Notes on the process of writing software.
How do we make the world better through the code we write?
Dora metrics as heuristics of a living system - we can explain why these metrics are useful to indicate such a system, and maybe derive some more metrics
Software is a socio-technical system that can be said to be alive - both in the sense that it is dynamic but also in the sense that it’s topology creates a structure that is able to create affect on its composite agents - both human and computer. Rather than a binary, this system can inhabit a range of liveliness from human-like-alive to completely dead, and different aspects and moments within the system can exhibit different qualities. Ultimately, software is like a pre-literate epic poem, collaboratively created and embodies over time and structured in a way as to survive its multiple authorship and maintain and strengthen its affect.
Phenomenology and poetics are therefor just as important useful in the development of these systems as mathematics. We must engage in what Nim Daghlian terms “conceptual labor” as well as perform what Keller Easterling calls “Medium Design” in order to push the boundaries past implementing off the shelf solutions and delivering known-quantity information commodities for known-quantity sums of money. This is hard and time consuming, which translate pretty clearly into “expensive”.
The question than becomes; How do we write software that has a relatively high value (monetary output) compared to the cost of its creation?
What does it mean for software “to be valuable”?
- Embodyment of moral positions
- Creates an arbitrage gradient which collects money.
Creating a human layer of interaction with an inhuman layer of math. The human-ness of this layer is directly related to the arbitrage-gradient it creates. See the time honored silicon value template of creating usable interfaces to AWS services as products.
Connections between geometric structure and topological structure.
agency and ownership over the whole of a system.
A user interface is defined in terms of what it prevents a person from doing; what barriers does it put in place, what outcomes does it wish to prevent? In a possibillity space where any input can be accepted, what needs to be cut away?
“value engineering” as an approach; given this amount of money, what can be done? Opposite to the other way; this needs to be done, how much money will it take?
Fixed-price, variable-scope projects are sensitive to the wholeness of the problem space, which naturally concerns money.
Money in a project can be spent or invested. Money invested is expected to produce a return – in software terms the money gained by a running system is greater than the money spent writing and maintaining it. On the other hand, money spent has no expectation of a return; the money is being used to purchase an outcome which is valued on its own, independantly of financial benefit.
Metrical and analytic decision making through data analysis alone is not enough to make good work. Instead, they are merely tools used to see and understand the wholeness of the system, and to understand if changes made to the system are enhancing the wholeness. Human feeling is the key driver, and data analysis can be used to persuade for or undermine an agenda based on feeling. And that’s not even getting into the use (or lack thereof) of approraite analysis tools to ensure confidence and appropriateness of waht’s being measured.
Derek K Jones writes that almost none of the contemporary industry standards in software engineering have any basis in evidence that they work in any meaningful way.
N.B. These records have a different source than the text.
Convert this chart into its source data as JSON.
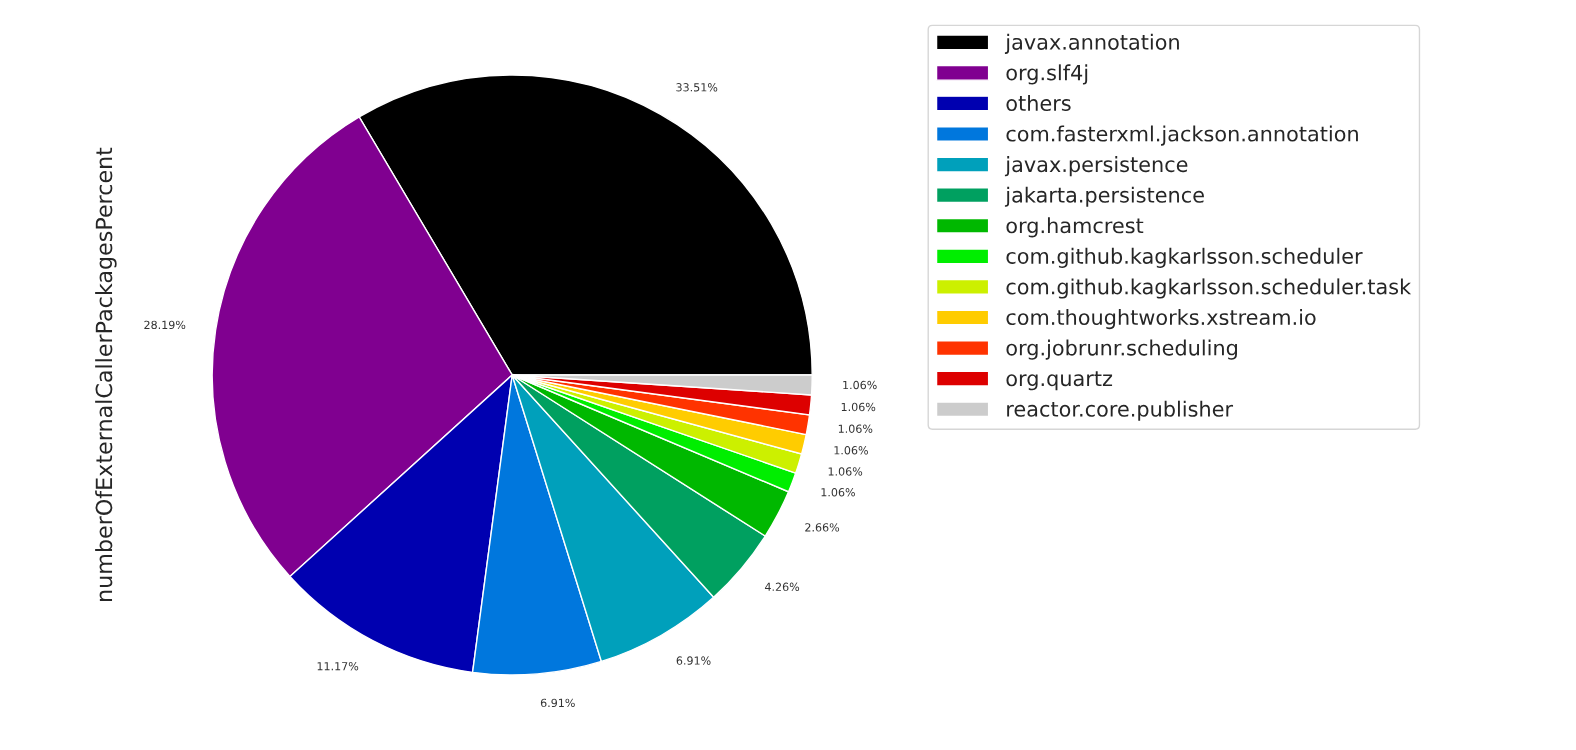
{
  "chart_data": {
    "type": "pie",
    "ylabel": "numberOfExternalCallerPackagesPercent",
    "categories": [
      "javax.annotation",
      "org.slf4j",
      "others",
      "com.fasterxml.jackson.annotation",
      "javax.persistence",
      "jakarta.persistence",
      "org.hamcrest",
      "com.github.kagkarlsson.scheduler",
      "com.github.kagkarlsson.scheduler.task",
      "com.thoughtworks.xstream.io",
      "org.jobrunr.scheduling",
      "org.quartz",
      "reactor.core.publisher"
    ],
    "values": [
      33.51,
      28.19,
      11.17,
      6.91,
      6.91,
      4.26,
      2.66,
      1.06,
      1.06,
      1.06,
      1.06,
      1.06,
      1.06
    ],
    "value_labels": [
      "33.51%",
      "28.19%",
      "11.17%",
      "6.91%",
      "6.91%",
      "4.26%",
      "2.66%",
      "1.06%",
      "1.06%",
      "1.06%",
      "1.06%",
      "1.06%",
      "1.06%"
    ],
    "colors": [
      "#000000",
      "#800090",
      "#0000b0",
      "#0077dd",
      "#00a0bb",
      "#00a060",
      "#00b800",
      "#00ee00",
      "#ccf000",
      "#ffcc00",
      "#ff3300",
      "#dd0000",
      "#cccccc"
    ],
    "legend": "right"
  }
}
Musks takeover of Twitter further underscore this point, as what he is doing to an engineering project “should” kill it. But as Majors notes, something like Twitter is very hard to kill.
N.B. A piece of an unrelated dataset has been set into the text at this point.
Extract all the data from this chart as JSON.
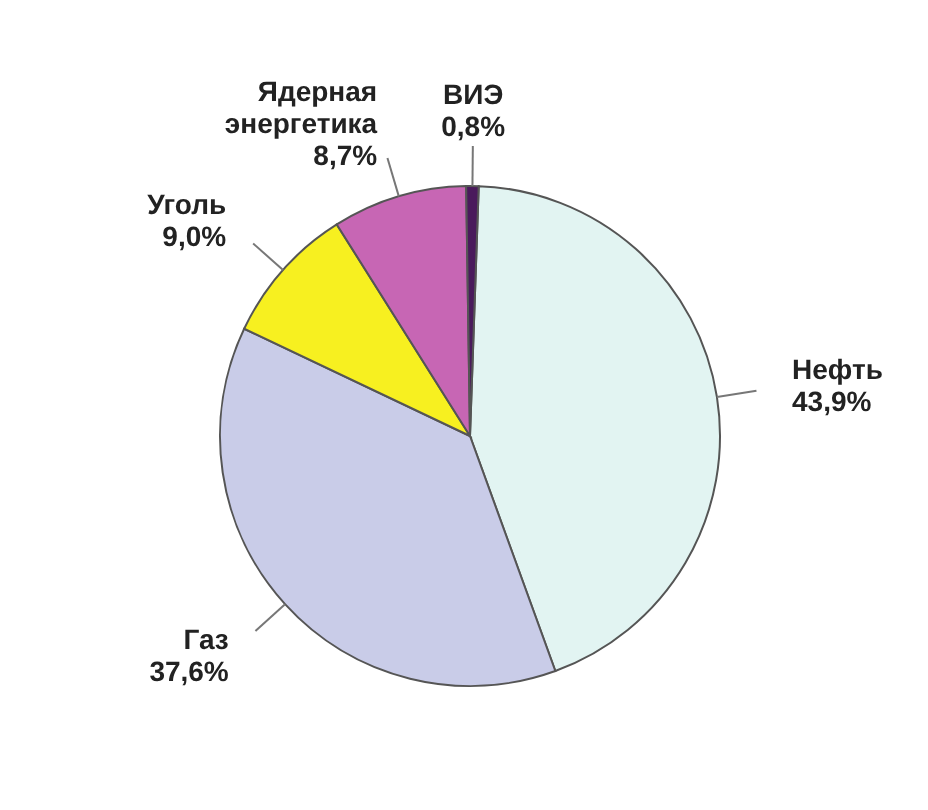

Having a clear language and shared understanding around the structure of data and relationships of that data allows applications that interface with that data develop simply and easily. The process ceases to be “what data structures do we need to enable this process” and becomes “what processes arise from this data structure”.
Software is not defined by what it allows a user to do, but what it prevents a user from doing, and differentiating the remaining options from each other.
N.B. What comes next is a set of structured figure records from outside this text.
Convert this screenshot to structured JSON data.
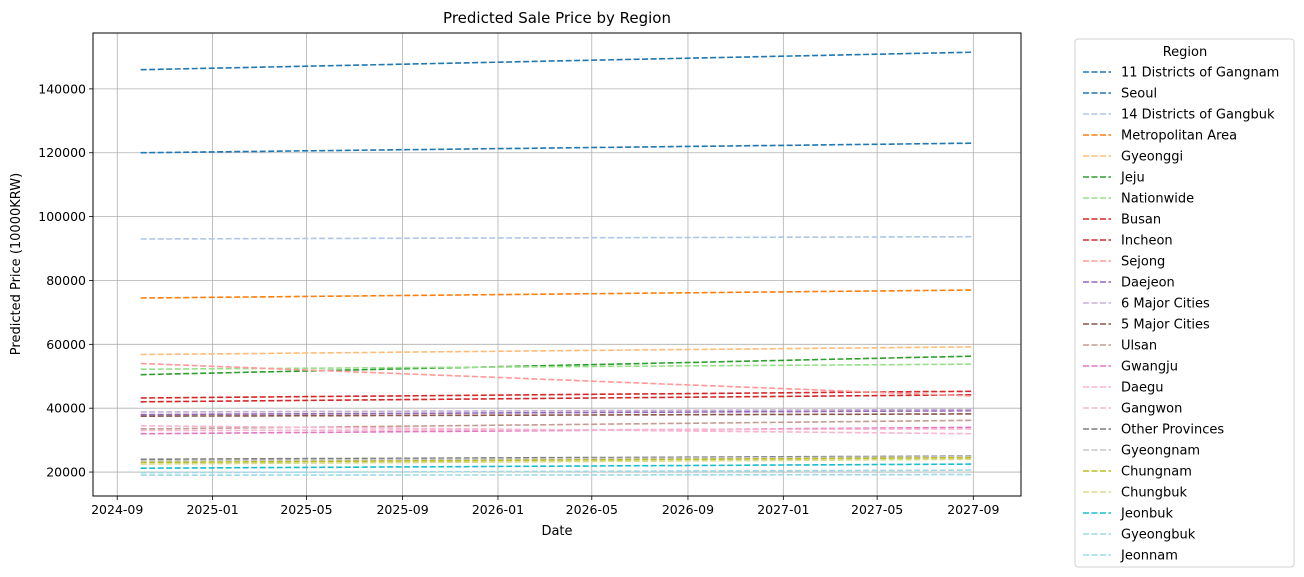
{
  "chart_data": {
    "type": "line",
    "title": "Predicted Sale Price by Region",
    "xlabel": "Date",
    "ylabel": "Predicted Price (10000KRW)",
    "xlim": [
      "2024-08-01",
      "2027-11-01"
    ],
    "ylim": [
      12500,
      157500
    ],
    "x_ticks": [
      "2024-09",
      "2025-01",
      "2025-05",
      "2025-09",
      "2026-01",
      "2026-05",
      "2026-09",
      "2027-01",
      "2027-05",
      "2027-09"
    ],
    "y_ticks": [
      20000,
      40000,
      60000,
      80000,
      100000,
      120000,
      140000
    ],
    "grid": true,
    "line_style": "dashed",
    "legend": {
      "title": "Region",
      "placement": "outside-right"
    },
    "x": [
      "2024-10",
      "2024-11",
      "2024-12",
      "2025-01",
      "2025-02",
      "2025-03",
      "2025-04",
      "2025-05",
      "2025-06",
      "2025-07",
      "2025-08",
      "2025-09",
      "2025-10",
      "2025-11",
      "2025-12",
      "2026-01",
      "2026-02",
      "2026-03",
      "2026-04",
      "2026-05",
      "2026-06",
      "2026-07",
      "2026-08",
      "2026-09",
      "2026-10",
      "2026-11",
      "2026-12",
      "2027-01",
      "2027-02",
      "2027-03",
      "2027-04",
      "2027-05",
      "2027-06",
      "2027-07",
      "2027-08",
      "2027-09"
    ],
    "series": [
      {
        "name": "11 Districts of Gangnam",
        "color": "#1f77b4",
        "start": 146000,
        "end": 151500
      },
      {
        "name": "Seoul",
        "color": "#1f77b4",
        "start": 120000,
        "end": 123000
      },
      {
        "name": "14 Districts of Gangbuk",
        "color": "#aec7e8",
        "start": 93000,
        "end": 93700
      },
      {
        "name": "Metropolitan Area",
        "color": "#ff7f0e",
        "start": 74500,
        "end": 77000
      },
      {
        "name": "Gyeonggi",
        "color": "#ffbb78",
        "start": 56800,
        "end": 59200
      },
      {
        "name": "Jeju",
        "color": "#2ca02c",
        "start": 50500,
        "end": 56300
      },
      {
        "name": "Nationwide",
        "color": "#98df8a",
        "start": 52200,
        "end": 53800
      },
      {
        "name": "Busan",
        "color": "#d62728",
        "start": 43200,
        "end": 45300
      },
      {
        "name": "Incheon",
        "color": "#d62728",
        "start": 42000,
        "end": 44200
      },
      {
        "name": "Sejong",
        "color": "#ff9896",
        "start": 54000,
        "end": 43800
      },
      {
        "name": "Daejeon",
        "color": "#9467bd",
        "start": 38000,
        "end": 39200
      },
      {
        "name": "6 Major Cities",
        "color": "#c5b0d5",
        "start": 38800,
        "end": 39600
      },
      {
        "name": "5 Major Cities",
        "color": "#8c564b",
        "start": 37500,
        "end": 38200
      },
      {
        "name": "Ulsan",
        "color": "#c49c94",
        "start": 33500,
        "end": 36200
      },
      {
        "name": "Gwangju",
        "color": "#e377c2",
        "start": 32000,
        "end": 34000
      },
      {
        "name": "Daegu",
        "color": "#f7b6d2",
        "start": 34500,
        "end": 32000
      },
      {
        "name": "Gangwon",
        "color": "#f7b6d2",
        "start": 33000,
        "end": 33500
      },
      {
        "name": "Other Provinces",
        "color": "#7f7f7f",
        "start": 24000,
        "end": 25000
      },
      {
        "name": "Gyeongnam",
        "color": "#c7c7c7",
        "start": 23500,
        "end": 24800
      },
      {
        "name": "Chungnam",
        "color": "#bcbd22",
        "start": 23000,
        "end": 24500
      },
      {
        "name": "Chungbuk",
        "color": "#dbdb8d",
        "start": 22500,
        "end": 24000
      },
      {
        "name": "Jeonbuk",
        "color": "#17becf",
        "start": 21200,
        "end": 22500
      },
      {
        "name": "Gyeongbuk",
        "color": "#9edae5",
        "start": 19800,
        "end": 20600
      },
      {
        "name": "Jeonnam",
        "color": "#9edae5",
        "start": 19000,
        "end": 19200
      }
    ]
  }
}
The slow work of getting it right.
Software is neat because a sufficiently detailed model of the system is the actual system
Software is hard because the information environment that makes up the wholeness is very difficult to perceive. Architects have it easy, they go to a place and have immediate access to a wealth of information. Software on the other hand, can neither confirm nor deny anything. Understanding the wholeness that stretches out beyond our project - even understanding the wholeness of our small project itself! - is a very difficult thing to do and almost impossible to know if we have all the relevant information we can have.
The tools we use define the outcome of the work - a human face can’t be drawn with a t-square and a ruler, to paraphrase Christopher Alexander. Many of our tools in a software system are built from the needs and perspectives of computer science and not the perspective of human systems. These two approaches are fundamentally at odds with each other, and in any software project one must be sublimated in the service of the other. It’s an ethical position to state that the computer must be sublimated to the human.
The Process of Writing Software
- Understand how much attention the team writing this software has.
- Understand how much money your teams attention costs.
- Understand the benefit of writing this software in relation to the cost of your teams attention.
- Determine how much attention is worth spending on the project at this point.
- Work with the entire team, and ideally all the people affected by the software, to develop a language around what you are trying to do.